The Fall Armyworm has recently invaded and rapidly spread across large areas of Africa, where it has become a major threat to agriculture, sustainable food production, food security and livelihoods, affecting at least 400,000 ha and causing estimated crop losses worth $3 billion a year.

The three-year research project, which commenced in 2018, employs a four-pronged attack on the Fall Armyworm, involving resistant crops, companion cropping to repel Fall Armyworm and attract them to trap crops, and enhancing biological control with natural enemies of the pest.

Working in close partnership with local farmers in Kenya, the icipe and Keele research team are developing a novel pest management system which fights ‘nature with nature’, without using pesticides.

Smallholder farming communities in sub-Saharan Africa are particularly vulnerable to crop losses to pests because they generally cannot afford pesticides, and as subsistence farmers they depend directly on the crops for their food security.

The novel design of pest management based on the four strategies of resist, expel, trap and kill should provide a novel cropping system which can withstand attack by Fall Armyworm and other major pests.

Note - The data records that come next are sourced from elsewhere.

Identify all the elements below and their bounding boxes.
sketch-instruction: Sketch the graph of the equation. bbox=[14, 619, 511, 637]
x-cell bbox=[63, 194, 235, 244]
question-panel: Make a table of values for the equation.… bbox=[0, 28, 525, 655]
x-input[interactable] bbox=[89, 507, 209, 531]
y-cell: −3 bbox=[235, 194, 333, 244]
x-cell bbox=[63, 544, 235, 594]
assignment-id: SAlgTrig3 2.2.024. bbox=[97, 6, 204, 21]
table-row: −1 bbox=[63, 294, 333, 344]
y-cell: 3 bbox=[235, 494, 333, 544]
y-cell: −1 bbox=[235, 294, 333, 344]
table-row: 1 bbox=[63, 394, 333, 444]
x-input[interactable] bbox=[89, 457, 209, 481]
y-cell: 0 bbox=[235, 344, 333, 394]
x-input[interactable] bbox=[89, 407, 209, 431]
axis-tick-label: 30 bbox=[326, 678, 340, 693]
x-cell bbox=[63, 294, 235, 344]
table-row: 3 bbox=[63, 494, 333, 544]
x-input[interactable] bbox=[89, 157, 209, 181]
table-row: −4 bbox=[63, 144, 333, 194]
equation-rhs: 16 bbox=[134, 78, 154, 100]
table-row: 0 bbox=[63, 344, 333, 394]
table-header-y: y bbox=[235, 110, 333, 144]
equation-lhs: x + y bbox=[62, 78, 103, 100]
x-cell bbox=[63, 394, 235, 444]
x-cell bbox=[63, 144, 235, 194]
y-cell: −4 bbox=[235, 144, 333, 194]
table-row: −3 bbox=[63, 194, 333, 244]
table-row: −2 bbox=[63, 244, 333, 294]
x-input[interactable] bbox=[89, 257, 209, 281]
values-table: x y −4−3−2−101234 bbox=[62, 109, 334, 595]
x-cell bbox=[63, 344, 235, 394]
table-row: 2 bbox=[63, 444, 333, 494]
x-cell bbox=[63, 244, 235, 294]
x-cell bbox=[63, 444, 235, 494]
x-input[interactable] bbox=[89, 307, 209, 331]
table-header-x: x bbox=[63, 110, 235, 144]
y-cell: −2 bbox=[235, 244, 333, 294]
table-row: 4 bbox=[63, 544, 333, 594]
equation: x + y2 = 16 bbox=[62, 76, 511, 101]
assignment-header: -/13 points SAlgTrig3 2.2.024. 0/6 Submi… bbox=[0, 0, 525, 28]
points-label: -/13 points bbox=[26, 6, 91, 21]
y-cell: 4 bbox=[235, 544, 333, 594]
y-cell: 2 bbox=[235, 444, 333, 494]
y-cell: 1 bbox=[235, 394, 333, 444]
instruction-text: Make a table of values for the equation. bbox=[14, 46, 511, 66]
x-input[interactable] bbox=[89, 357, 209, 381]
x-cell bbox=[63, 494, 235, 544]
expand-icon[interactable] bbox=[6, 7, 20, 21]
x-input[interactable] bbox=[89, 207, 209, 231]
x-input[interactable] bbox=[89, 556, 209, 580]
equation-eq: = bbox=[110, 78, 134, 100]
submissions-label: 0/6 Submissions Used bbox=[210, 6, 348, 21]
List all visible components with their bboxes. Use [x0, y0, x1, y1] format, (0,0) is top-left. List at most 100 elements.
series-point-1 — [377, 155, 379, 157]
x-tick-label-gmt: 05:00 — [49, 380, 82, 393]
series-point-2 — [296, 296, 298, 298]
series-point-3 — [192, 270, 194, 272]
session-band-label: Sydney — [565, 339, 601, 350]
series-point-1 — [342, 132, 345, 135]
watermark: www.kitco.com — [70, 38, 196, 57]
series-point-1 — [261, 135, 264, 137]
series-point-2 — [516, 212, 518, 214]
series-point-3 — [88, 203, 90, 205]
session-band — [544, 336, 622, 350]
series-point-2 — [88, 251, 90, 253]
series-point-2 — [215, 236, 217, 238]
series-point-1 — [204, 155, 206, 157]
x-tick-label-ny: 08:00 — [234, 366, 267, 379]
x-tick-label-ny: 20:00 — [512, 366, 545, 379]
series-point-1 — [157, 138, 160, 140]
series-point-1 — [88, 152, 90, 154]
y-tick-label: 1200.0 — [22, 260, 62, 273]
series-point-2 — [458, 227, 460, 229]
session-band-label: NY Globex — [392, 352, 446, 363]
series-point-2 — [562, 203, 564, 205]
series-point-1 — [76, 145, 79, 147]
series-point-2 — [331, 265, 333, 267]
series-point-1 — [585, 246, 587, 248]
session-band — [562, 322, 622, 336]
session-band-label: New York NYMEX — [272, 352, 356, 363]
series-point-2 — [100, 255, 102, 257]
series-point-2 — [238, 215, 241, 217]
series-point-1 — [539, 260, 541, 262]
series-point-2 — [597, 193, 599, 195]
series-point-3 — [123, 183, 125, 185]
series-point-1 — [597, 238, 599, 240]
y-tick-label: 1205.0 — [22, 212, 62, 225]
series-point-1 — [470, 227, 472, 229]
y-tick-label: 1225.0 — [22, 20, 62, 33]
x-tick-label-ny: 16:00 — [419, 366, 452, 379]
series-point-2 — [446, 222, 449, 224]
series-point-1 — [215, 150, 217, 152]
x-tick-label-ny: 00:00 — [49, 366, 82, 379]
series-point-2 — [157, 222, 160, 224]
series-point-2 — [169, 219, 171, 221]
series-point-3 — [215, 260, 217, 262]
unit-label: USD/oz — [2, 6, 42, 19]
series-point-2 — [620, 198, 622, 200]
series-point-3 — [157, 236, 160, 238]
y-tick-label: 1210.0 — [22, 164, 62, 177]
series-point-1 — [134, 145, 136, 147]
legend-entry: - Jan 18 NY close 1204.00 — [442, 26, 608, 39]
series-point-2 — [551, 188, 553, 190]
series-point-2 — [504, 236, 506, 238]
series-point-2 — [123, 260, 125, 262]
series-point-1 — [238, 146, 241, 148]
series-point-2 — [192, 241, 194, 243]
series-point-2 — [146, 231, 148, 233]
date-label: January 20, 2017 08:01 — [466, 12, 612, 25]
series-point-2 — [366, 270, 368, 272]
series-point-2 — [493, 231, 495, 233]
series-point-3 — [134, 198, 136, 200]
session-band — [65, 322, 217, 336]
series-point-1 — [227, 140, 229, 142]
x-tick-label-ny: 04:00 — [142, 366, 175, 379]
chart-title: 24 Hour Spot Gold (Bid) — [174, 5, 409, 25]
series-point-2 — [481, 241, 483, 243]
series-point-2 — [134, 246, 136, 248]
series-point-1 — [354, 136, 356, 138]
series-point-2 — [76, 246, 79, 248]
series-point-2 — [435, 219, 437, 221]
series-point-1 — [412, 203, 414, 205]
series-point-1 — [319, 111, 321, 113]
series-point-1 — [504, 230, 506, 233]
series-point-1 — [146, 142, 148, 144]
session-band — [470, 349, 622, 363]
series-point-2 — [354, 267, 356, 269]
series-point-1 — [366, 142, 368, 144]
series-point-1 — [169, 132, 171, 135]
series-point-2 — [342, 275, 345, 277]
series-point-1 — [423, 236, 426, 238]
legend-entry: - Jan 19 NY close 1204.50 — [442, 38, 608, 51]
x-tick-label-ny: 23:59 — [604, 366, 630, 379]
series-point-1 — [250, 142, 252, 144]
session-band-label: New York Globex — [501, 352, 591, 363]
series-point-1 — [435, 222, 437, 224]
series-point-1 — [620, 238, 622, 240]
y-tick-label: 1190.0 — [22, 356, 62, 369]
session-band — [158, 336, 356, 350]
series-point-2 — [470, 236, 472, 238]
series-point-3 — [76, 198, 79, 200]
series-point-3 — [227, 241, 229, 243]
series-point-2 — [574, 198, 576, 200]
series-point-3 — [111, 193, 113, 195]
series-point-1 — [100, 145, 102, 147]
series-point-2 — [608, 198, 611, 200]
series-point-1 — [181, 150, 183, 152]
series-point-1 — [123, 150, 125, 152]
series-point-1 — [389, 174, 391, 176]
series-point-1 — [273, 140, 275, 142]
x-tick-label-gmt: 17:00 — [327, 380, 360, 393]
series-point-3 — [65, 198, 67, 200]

Design of such a system requires a detailed understanding of the predators and parasites that are the key natural enemies of the invasive Fall Armyworm in Kenya. Therefore, a major part of this project is to understand the current pest and predator relationship where the crops are being grown.

Professor Bruce said: “Once we understand the current pest-predator relationship, we will be able to test how such companion cropping and early alert crops could reduce crop losses to the Fall Armyworm, using crops that are readily available to the farmers in Kenya. Working with the local farmers, we will codesign solutions with them so that that we can be assured from the onset that the novel cropping system that is created is not just appropriate for their requirements, but can be feasibly implemented with the resources available to them.”